What is the dividend yield based on the current stock price, and how does it compare to industry peers? | CAH (Aug 15, 2025) | Candlesense

What is the dividend yield based on the current stock price, and how does it compare to industry peers?

Dividend Yield Calculation

Cardinal Health’s board approved a quarterly cash dividend of $0.5107 per share, which translates to an annual dividend of $2.0428 (4 × $0.5107). Using the latest market price of ≈ $130 per share (the trading level around the August 15 2025 announcement), the dividend yield works out to roughly 1.6 % ( $2.0428 ÷ $130 ≈ 0.0156 ≈ 1.6 %).

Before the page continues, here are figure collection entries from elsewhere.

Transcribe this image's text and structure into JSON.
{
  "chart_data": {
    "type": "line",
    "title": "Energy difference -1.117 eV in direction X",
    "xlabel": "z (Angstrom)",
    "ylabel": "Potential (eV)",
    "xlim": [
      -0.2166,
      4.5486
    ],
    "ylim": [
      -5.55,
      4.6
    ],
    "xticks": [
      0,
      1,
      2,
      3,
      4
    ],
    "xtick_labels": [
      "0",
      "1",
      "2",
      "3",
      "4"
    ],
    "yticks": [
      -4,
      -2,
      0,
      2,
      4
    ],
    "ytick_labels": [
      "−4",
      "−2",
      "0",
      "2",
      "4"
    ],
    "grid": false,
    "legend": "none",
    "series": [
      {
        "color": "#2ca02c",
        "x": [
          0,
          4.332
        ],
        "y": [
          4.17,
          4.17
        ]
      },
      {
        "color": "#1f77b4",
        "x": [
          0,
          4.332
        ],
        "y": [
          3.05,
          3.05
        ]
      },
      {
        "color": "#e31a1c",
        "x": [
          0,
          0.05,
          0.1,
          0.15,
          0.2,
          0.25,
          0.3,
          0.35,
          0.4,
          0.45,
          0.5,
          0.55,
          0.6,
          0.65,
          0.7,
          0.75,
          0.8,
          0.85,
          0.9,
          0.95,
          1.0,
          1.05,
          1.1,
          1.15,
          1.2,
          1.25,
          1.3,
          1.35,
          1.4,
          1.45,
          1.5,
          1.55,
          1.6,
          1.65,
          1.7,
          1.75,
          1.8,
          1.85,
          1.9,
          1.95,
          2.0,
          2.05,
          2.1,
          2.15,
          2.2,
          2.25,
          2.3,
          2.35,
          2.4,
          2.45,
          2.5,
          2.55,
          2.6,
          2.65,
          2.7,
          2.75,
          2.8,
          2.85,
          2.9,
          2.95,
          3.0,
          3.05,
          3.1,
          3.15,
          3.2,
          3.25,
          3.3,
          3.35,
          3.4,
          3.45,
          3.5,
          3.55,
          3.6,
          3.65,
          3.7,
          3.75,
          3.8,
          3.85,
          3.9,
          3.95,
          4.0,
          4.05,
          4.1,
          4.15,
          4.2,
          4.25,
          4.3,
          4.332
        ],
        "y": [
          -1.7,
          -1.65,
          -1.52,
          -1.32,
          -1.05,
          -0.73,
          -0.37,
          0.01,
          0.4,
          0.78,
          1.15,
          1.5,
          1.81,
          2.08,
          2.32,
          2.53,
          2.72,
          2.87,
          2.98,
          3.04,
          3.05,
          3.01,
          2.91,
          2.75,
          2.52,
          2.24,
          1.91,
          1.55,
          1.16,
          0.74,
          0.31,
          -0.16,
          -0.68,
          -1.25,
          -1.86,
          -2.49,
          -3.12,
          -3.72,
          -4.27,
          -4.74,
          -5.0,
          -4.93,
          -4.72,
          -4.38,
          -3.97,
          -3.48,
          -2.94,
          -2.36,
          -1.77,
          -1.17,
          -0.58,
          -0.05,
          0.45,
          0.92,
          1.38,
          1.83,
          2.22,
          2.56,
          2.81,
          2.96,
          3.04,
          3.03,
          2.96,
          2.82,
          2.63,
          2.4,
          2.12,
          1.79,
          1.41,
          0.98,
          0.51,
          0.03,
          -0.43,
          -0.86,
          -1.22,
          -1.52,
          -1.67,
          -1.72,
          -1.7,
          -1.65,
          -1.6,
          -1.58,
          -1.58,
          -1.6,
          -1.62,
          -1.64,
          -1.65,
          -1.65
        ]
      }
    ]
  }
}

Comparison to Industry Peers

Within the pharmaceutical‑distribution and health‑services sector, the dividend yields are generally higher:

- McKesson (MCK): ~1.2 % (stock ~ $520)

- Cencora (formerly AmerisourceBergen) (CRNC): ~2.5 % (stock ~ $38)

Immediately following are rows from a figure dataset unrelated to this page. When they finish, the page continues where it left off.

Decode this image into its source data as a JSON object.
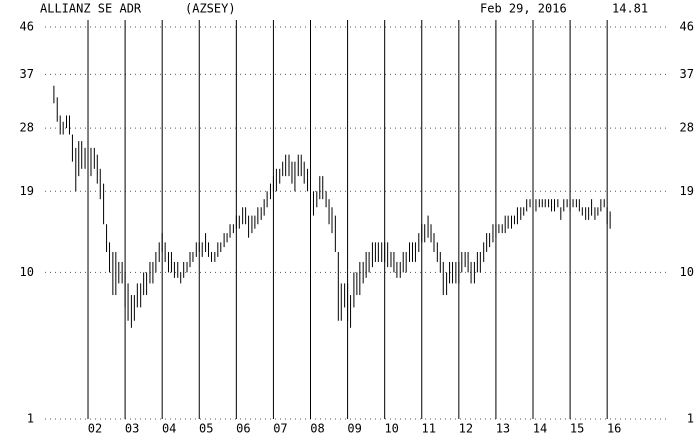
{
  "chart_data": {
    "type": "hilo",
    "title": "ALLIANZ SE ADR",
    "symbol": "(AZSEY)",
    "date": "Feb 29, 2016",
    "last": 14.81,
    "yscale": "sqrt",
    "grid": true,
    "color": "#000000",
    "ylim": [
      1,
      46
    ],
    "yticks": [
      1,
      10,
      19,
      28,
      37,
      46
    ],
    "xlim": [
      2000.84,
      2017.29
    ],
    "xticks": [
      {
        "value": 2002,
        "label": "02"
      },
      {
        "value": 2003,
        "label": "03"
      },
      {
        "value": 2004,
        "label": "04"
      },
      {
        "value": 2005,
        "label": "05"
      },
      {
        "value": 2006,
        "label": "06"
      },
      {
        "value": 2007,
        "label": "07"
      },
      {
        "value": 2008,
        "label": "08"
      },
      {
        "value": 2009,
        "label": "09"
      },
      {
        "value": 2010,
        "label": "10"
      },
      {
        "value": 2011,
        "label": "11"
      },
      {
        "value": 2012,
        "label": "12"
      },
      {
        "value": 2013,
        "label": "13"
      },
      {
        "value": 2014,
        "label": "14"
      },
      {
        "value": 2015,
        "label": "15"
      },
      {
        "value": 2016,
        "label": "16"
      }
    ],
    "x": [
      2001.08,
      2001.17,
      2001.25,
      2001.33,
      2001.42,
      2001.5,
      2001.58,
      2001.67,
      2001.75,
      2001.83,
      2001.92,
      2002,
      2002.08,
      2002.17,
      2002.25,
      2002.33,
      2002.42,
      2002.5,
      2002.58,
      2002.67,
      2002.75,
      2002.83,
      2002.92,
      2003,
      2003.08,
      2003.17,
      2003.25,
      2003.33,
      2003.42,
      2003.5,
      2003.58,
      2003.67,
      2003.75,
      2003.83,
      2003.92,
      2004,
      2004.08,
      2004.17,
      2004.25,
      2004.33,
      2004.42,
      2004.5,
      2004.58,
      2004.67,
      2004.75,
      2004.83,
      2004.92,
      2005,
      2005.08,
      2005.17,
      2005.25,
      2005.33,
      2005.42,
      2005.5,
      2005.58,
      2005.67,
      2005.75,
      2005.83,
      2005.92,
      2006,
      2006.08,
      2006.17,
      2006.25,
      2006.33,
      2006.42,
      2006.5,
      2006.58,
      2006.67,
      2006.75,
      2006.83,
      2006.92,
      2007,
      2007.08,
      2007.17,
      2007.25,
      2007.33,
      2007.42,
      2007.5,
      2007.58,
      2007.67,
      2007.75,
      2007.83,
      2007.92,
      2008,
      2008.08,
      2008.17,
      2008.25,
      2008.33,
      2008.42,
      2008.5,
      2008.58,
      2008.67,
      2008.75,
      2008.83,
      2008.92,
      2009,
      2009.08,
      2009.17,
      2009.25,
      2009.33,
      2009.42,
      2009.5,
      2009.58,
      2009.67,
      2009.75,
      2009.83,
      2009.92,
      2010,
      2010.08,
      2010.17,
      2010.25,
      2010.33,
      2010.42,
      2010.5,
      2010.58,
      2010.67,
      2010.75,
      2010.83,
      2010.92,
      2011,
      2011.08,
      2011.17,
      2011.25,
      2011.33,
      2011.42,
      2011.5,
      2011.58,
      2011.67,
      2011.75,
      2011.83,
      2011.92,
      2012,
      2012.08,
      2012.17,
      2012.25,
      2012.33,
      2012.42,
      2012.5,
      2012.58,
      2012.67,
      2012.75,
      2012.83,
      2012.92,
      2013,
      2013.08,
      2013.17,
      2013.25,
      2013.33,
      2013.42,
      2013.5,
      2013.58,
      2013.67,
      2013.75,
      2013.83,
      2013.92,
      2014,
      2014.08,
      2014.17,
      2014.25,
      2014.33,
      2014.42,
      2014.5,
      2014.58,
      2014.67,
      2014.75,
      2014.83,
      2014.92,
      2015,
      2015.08,
      2015.17,
      2015.25,
      2015.33,
      2015.42,
      2015.5,
      2015.58,
      2015.67,
      2015.75,
      2015.83,
      2015.92,
      2016,
      2016.08
    ],
    "high": [
      35,
      33,
      30,
      29,
      30,
      30,
      27,
      25,
      26,
      26,
      25,
      26,
      25,
      25,
      24,
      22,
      20,
      15,
      13,
      12,
      12,
      11,
      11,
      10,
      9,
      8,
      8,
      9,
      9,
      10,
      10,
      11,
      11,
      12,
      13,
      14,
      13,
      12,
      12,
      11,
      11,
      10,
      11,
      11,
      12,
      12,
      13,
      13,
      13,
      14,
      13,
      12,
      12,
      13,
      13,
      14,
      14,
      15,
      15,
      16,
      16,
      17,
      17,
      16,
      16,
      16,
      17,
      17,
      18,
      19,
      20,
      21,
      22,
      22,
      23,
      24,
      24,
      23,
      23,
      24,
      24,
      23,
      22,
      20,
      19,
      19,
      21,
      21,
      19,
      18,
      17,
      16,
      12,
      9,
      9,
      9,
      8,
      10,
      10,
      11,
      11,
      12,
      12,
      13,
      13,
      13,
      13,
      13,
      13,
      12,
      12,
      11,
      11,
      12,
      12,
      13,
      13,
      13,
      14,
      15,
      15,
      16,
      15,
      14,
      13,
      12,
      11,
      10,
      11,
      11,
      11,
      11,
      12,
      12,
      12,
      11,
      11,
      12,
      12,
      13,
      14,
      14,
      15,
      15,
      15,
      15,
      16,
      16,
      16,
      16,
      17,
      17,
      17,
      18,
      18,
      18,
      18,
      18,
      18,
      18,
      18,
      18,
      18,
      18,
      17,
      18,
      18,
      18,
      18,
      18,
      18,
      17,
      17,
      17,
      18,
      17,
      17,
      18,
      18,
      17,
      16.5
    ],
    "low": [
      32,
      29,
      27,
      27,
      28,
      27,
      23,
      19,
      21,
      22,
      22,
      22,
      21,
      22,
      20,
      18,
      15,
      12,
      10,
      8,
      8,
      9,
      9,
      7,
      6,
      5.5,
      6,
      7,
      7,
      8,
      8,
      9,
      9,
      10,
      11,
      12,
      11,
      10,
      10,
      9.5,
      9.5,
      9,
      9.5,
      10,
      10.5,
      11,
      11.5,
      12,
      11.5,
      12,
      11.5,
      11,
      11,
      11.5,
      12,
      12.5,
      13,
      13.5,
      14,
      14.5,
      14.5,
      15,
      15,
      13.5,
      14,
      14.5,
      15,
      15.5,
      16,
      17,
      18,
      19,
      19,
      20,
      21,
      21,
      21,
      20,
      19,
      21,
      21,
      20,
      19,
      17,
      16,
      17,
      18,
      18,
      17,
      15,
      14,
      12,
      6,
      6,
      7,
      6,
      5.5,
      7,
      8,
      8,
      9,
      9.5,
      10,
      10.5,
      11,
      11,
      11,
      11,
      10.5,
      10.5,
      10,
      9.5,
      9.5,
      10,
      10,
      11,
      11,
      11,
      12,
      13,
      13,
      13.5,
      13,
      12,
      11,
      10,
      8,
      8,
      9,
      9,
      9,
      9,
      10,
      10.5,
      10,
      9,
      9,
      10,
      10,
      11,
      12,
      12.5,
      13,
      13.5,
      14,
      14,
      14,
      14.5,
      14.5,
      15,
      15,
      15.5,
      16,
      16.5,
      17,
      16.5,
      16.5,
      17,
      17,
      17,
      17,
      16.5,
      16.5,
      17,
      15.5,
      16.5,
      17,
      16.5,
      17,
      17,
      16.5,
      16,
      15.5,
      15.5,
      16,
      15.5,
      16,
      16.5,
      17,
      15,
      14.5
    ]
  }
}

- CVS Health (CVS): ~2.3 % (stock ~ $72)

Cardinal Health’s 1.6 % yield sits below the sector average of roughly 2 % and is modestly lower than the most comparable peer, Cencora, while outpacing McKesson’s lower payout. The lower yield reflects the company’s decision to fund the payout from capital surplus rather than a higher recurring payout ratio.

Trading Implications

The modest yield indicates that CAH is not currently positioned as an “income‑stock” relative to its peers; investors seeking higher yields may gravitate to Cencora or CVS. However, the dividend’s funding from excess capital suggests a disciplined capital‑allocation policy, which can be a positive signal for cash‑rich investors. Technically, CAH has been trading in a modest upward trend (50‑day SMA above 200‑day, RSI near 55), and the dividend announcement removed a potential short‑term volatility trigger, keeping the price relatively stable. Actionable insight: consider a neutral to slightly bullish stance for momentum‑driven traders, but for pure income strategies, allocate weight to higher‑yield peers. If the stock consolidates above the 50‑day SMA with volume support, a long‑only position could be justified, while keeping an eye on any earnings surprise that could lift the payout ratio and thus the yield relative to peers.